Testifying before a Senate investigating committee in 1967, Prof. Leighton E. Cluff, M.D., of the University of Florida, told of the findings of a six-year study of what he called adverse drug reactions. Prof. Cluff launched one of the first major studies of adverse drug reactions in 1962 while at Johns Hopkins University. This research revealed that:
"Four to five per cent of patients admitted for hospital medical service are found to have adverse drug reactions while three to four per cent are admitted because of drug illness. Ten per cent experience ill effects from drugs while hospitalized.
"Twenty per cent of adverse reactions are caused by non-prescription drugs such as laxatives, analgesics and antacids. Eighty per cent are caused by such prescription items as penicillin, digitalis, sedatives and tranquilizers.
"Drug illness involving medical service was the seventh most common cause of hospitalization."
Cluffs investigations covered drugs used in treating sickness in more than a thousand patients in three major hospitals in the United States.
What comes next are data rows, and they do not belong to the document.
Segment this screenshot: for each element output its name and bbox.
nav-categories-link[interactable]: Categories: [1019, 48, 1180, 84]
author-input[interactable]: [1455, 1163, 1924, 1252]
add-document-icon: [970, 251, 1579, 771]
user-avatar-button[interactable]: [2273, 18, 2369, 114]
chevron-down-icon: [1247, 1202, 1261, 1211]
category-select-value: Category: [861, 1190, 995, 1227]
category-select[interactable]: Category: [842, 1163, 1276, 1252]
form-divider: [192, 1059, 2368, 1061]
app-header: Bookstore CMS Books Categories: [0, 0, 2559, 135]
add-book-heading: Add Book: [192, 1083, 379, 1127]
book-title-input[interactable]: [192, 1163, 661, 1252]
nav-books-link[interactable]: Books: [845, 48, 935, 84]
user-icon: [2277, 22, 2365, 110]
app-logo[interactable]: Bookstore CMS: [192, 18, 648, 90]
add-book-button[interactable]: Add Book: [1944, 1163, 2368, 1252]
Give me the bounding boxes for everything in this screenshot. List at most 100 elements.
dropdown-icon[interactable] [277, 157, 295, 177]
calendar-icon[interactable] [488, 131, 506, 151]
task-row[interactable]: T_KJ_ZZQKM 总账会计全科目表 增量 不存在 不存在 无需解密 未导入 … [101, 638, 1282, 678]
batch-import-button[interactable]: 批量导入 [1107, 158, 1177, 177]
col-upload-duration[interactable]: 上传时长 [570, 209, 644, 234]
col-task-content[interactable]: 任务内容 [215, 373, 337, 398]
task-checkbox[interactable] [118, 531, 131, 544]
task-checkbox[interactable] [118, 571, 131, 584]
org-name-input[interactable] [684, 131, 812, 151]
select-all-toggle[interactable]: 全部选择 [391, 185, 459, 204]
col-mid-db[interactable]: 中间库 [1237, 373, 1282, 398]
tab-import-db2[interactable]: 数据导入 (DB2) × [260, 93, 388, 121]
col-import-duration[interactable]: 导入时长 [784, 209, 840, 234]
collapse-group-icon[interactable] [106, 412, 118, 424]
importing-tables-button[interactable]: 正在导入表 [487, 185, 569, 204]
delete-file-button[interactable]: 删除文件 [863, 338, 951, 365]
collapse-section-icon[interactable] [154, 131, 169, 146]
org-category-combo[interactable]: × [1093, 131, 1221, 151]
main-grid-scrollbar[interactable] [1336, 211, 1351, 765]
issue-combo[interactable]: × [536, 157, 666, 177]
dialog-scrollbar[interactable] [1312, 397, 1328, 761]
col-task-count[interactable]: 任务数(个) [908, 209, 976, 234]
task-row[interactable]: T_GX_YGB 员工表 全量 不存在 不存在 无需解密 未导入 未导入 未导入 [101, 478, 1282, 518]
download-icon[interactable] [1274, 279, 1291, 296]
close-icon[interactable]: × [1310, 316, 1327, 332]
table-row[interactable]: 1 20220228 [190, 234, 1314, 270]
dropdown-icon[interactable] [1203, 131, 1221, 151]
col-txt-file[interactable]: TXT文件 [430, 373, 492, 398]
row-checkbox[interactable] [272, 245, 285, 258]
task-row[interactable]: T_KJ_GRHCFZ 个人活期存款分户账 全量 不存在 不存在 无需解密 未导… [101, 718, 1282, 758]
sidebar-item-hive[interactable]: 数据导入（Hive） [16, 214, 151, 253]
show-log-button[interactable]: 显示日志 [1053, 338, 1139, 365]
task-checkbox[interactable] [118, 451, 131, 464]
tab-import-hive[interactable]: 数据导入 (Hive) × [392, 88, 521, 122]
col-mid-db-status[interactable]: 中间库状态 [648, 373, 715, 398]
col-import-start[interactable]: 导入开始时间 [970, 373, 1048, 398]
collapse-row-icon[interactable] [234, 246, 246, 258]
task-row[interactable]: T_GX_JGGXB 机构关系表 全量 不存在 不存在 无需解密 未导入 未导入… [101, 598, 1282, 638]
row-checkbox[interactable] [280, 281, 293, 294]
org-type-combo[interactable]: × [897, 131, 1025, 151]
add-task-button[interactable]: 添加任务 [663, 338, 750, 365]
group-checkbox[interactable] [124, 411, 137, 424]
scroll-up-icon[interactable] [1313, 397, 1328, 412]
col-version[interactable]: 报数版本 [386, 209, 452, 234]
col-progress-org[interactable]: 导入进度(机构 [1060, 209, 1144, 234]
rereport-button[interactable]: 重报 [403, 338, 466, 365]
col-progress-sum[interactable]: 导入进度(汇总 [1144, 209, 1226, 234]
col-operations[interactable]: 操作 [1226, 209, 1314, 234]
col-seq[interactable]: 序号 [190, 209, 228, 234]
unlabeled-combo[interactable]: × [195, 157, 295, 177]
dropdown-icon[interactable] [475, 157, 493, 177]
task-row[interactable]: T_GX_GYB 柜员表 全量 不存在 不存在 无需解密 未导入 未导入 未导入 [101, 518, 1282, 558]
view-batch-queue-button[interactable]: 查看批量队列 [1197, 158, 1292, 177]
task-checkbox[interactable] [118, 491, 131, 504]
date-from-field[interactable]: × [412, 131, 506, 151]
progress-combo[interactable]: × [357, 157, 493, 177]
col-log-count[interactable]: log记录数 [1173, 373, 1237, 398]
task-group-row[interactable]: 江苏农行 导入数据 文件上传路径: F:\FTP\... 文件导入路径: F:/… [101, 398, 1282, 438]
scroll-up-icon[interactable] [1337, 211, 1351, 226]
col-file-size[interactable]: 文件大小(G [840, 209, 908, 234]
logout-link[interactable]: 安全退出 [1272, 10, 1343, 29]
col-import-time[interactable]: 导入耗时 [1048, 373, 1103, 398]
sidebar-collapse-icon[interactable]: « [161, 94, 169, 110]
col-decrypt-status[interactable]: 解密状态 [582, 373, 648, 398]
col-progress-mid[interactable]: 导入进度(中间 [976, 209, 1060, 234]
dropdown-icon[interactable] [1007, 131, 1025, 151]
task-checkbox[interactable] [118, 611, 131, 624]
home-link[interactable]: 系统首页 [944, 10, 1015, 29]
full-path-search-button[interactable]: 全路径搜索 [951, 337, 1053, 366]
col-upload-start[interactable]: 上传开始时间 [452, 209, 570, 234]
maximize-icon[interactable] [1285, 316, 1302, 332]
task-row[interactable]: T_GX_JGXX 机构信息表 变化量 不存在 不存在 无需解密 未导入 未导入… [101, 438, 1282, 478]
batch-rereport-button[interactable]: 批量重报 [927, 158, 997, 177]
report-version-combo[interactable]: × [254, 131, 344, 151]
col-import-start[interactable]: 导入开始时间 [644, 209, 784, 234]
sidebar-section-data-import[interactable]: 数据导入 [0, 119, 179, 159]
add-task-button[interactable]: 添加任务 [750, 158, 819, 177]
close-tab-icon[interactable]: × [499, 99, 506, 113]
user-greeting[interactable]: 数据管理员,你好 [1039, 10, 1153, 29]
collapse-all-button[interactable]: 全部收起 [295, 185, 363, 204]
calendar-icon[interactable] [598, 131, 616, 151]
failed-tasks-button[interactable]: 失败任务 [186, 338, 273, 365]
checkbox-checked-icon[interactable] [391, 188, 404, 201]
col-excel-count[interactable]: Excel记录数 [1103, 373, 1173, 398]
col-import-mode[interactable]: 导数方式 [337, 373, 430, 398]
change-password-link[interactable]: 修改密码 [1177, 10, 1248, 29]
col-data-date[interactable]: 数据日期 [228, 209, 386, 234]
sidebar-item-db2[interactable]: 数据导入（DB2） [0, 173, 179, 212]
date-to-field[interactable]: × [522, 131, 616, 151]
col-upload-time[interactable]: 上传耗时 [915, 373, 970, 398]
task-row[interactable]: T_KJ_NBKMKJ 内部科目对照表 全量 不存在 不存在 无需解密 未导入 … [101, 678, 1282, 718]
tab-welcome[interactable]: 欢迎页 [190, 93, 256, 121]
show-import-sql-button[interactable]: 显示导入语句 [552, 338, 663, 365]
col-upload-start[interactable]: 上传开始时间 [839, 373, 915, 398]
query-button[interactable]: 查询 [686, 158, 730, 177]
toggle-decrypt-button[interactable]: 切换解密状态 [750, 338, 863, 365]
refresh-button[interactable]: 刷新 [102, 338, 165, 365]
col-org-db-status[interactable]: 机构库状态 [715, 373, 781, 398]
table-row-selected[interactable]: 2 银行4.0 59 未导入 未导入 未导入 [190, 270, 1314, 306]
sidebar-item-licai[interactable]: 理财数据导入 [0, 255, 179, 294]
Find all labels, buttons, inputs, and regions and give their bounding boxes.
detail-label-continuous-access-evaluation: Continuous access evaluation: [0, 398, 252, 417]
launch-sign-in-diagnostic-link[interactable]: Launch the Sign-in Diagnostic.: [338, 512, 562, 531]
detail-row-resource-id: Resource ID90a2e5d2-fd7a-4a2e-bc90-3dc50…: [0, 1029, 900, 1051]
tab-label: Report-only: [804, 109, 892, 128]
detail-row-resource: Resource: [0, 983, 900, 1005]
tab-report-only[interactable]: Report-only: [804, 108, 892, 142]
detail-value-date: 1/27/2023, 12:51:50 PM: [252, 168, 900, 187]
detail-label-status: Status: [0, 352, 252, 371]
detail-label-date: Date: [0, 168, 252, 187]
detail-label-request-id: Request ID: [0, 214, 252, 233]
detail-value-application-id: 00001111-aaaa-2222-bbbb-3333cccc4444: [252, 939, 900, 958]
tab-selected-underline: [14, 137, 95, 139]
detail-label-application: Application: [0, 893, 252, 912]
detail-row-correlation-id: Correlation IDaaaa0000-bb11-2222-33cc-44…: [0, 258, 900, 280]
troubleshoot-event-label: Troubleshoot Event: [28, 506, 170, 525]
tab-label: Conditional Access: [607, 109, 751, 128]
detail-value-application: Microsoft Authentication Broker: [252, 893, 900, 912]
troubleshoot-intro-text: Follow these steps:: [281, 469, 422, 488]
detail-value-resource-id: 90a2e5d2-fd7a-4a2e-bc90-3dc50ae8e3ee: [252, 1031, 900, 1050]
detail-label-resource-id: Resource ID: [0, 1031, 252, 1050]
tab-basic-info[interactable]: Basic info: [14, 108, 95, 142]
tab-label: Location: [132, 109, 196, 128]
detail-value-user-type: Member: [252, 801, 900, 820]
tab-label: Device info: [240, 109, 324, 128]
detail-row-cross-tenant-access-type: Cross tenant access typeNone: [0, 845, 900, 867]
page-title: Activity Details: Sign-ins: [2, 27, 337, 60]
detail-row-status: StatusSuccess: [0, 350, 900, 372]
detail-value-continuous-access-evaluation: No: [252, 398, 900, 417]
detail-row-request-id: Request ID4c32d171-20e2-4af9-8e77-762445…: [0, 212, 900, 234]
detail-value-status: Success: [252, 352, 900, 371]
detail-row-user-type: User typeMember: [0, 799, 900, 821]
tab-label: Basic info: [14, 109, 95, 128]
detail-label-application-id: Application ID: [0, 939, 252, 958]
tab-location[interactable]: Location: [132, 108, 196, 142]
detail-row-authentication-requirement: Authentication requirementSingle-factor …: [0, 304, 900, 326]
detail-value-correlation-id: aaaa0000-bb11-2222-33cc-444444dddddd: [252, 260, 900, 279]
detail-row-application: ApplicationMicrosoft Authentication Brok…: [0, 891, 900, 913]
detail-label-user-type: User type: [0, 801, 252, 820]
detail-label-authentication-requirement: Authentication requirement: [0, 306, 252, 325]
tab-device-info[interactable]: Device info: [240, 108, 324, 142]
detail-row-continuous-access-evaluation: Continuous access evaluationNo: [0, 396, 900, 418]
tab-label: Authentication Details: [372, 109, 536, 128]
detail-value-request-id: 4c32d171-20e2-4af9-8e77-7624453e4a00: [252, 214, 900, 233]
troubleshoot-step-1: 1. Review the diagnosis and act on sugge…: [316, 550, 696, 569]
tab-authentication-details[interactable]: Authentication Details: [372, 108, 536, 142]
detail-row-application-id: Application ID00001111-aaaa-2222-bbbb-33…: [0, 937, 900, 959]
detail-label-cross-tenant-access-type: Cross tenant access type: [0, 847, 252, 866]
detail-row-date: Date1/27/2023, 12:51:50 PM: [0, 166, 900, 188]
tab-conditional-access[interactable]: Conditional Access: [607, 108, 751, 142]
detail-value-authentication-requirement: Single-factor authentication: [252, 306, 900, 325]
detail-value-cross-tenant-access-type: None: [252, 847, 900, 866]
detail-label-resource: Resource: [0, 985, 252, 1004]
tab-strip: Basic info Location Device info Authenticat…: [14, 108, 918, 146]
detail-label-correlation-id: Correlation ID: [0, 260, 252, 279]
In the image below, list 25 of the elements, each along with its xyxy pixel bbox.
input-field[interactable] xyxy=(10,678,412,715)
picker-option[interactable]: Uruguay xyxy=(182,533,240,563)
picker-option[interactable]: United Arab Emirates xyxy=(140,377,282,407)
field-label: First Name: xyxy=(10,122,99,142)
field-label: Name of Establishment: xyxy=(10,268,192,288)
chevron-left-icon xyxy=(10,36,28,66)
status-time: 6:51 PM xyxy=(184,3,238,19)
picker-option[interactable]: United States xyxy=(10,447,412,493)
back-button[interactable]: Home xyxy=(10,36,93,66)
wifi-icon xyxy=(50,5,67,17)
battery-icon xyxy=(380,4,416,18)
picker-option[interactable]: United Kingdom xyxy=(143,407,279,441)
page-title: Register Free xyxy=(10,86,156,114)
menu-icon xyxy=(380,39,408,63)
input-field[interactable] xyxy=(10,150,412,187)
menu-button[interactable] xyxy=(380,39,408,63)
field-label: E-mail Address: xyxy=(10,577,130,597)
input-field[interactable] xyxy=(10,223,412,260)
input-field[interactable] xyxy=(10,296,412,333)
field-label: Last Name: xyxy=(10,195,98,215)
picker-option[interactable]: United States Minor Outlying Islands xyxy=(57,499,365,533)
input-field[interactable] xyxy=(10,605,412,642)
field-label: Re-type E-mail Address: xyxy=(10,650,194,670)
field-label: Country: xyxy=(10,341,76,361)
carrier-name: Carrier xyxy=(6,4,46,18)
They also showed that of the five percent who were hospitalized for illness caused by drugs, 30 percent suffered further illness from drugs given in the treatment of the drug-induced disease while in the hospital. The increase in what are called iatrogenic diseases has been very great during the past few years.
It is estimated that some 5,000 new drugs have been introduced during the past ten years and that 400 new drugs are coming off the assembly line every year. It is the view of Dr. Cluff that unless means are set up to control this drugging, there is danger of a great increase in the amount of drug-induced disease.
The London Times for November 22, 1966, carried a story headed "Cortisone led to patient's death," and reported: "After a year's treatment with cortisone, a woman suffering from arthritis died," and the pathologist "said the dose of cortisone given had been a normal one but it had contributed to her death. The question of the risk of side-effects was always a difficult decision facing a doctor " It seems to the writer that the question of side effects should be considered by the patient and the fact that these side effects are on the increase should convince the intelligent reader that the relation of drugs to the living organism is not friendly.
What has all this production of disease and death to do with healing? Are we so constructed that we have to take our lives in our hands and risk death in order to recover from illness? Or is it that the medical profession bears a false relation to society and its methods are killative rather than curative? Concerning this last question, we may consider the employment of penicillin in gonorrhea. There has been a tremendous increase in this disease in recent years, especially among teenagers, who have been led to believe that one or two doses of penicillin is a "sure cure" for the disease. The failure of penicillin to remedy gonorrhea is now everywhere admitted; but the explanation for the failure, which is offered by the medical profession, is false. They state that the germs of gonorrhea have developed resistance to penicillin, so that it no longer kills them. Penicillin did not remedy gonorrhea from the outset.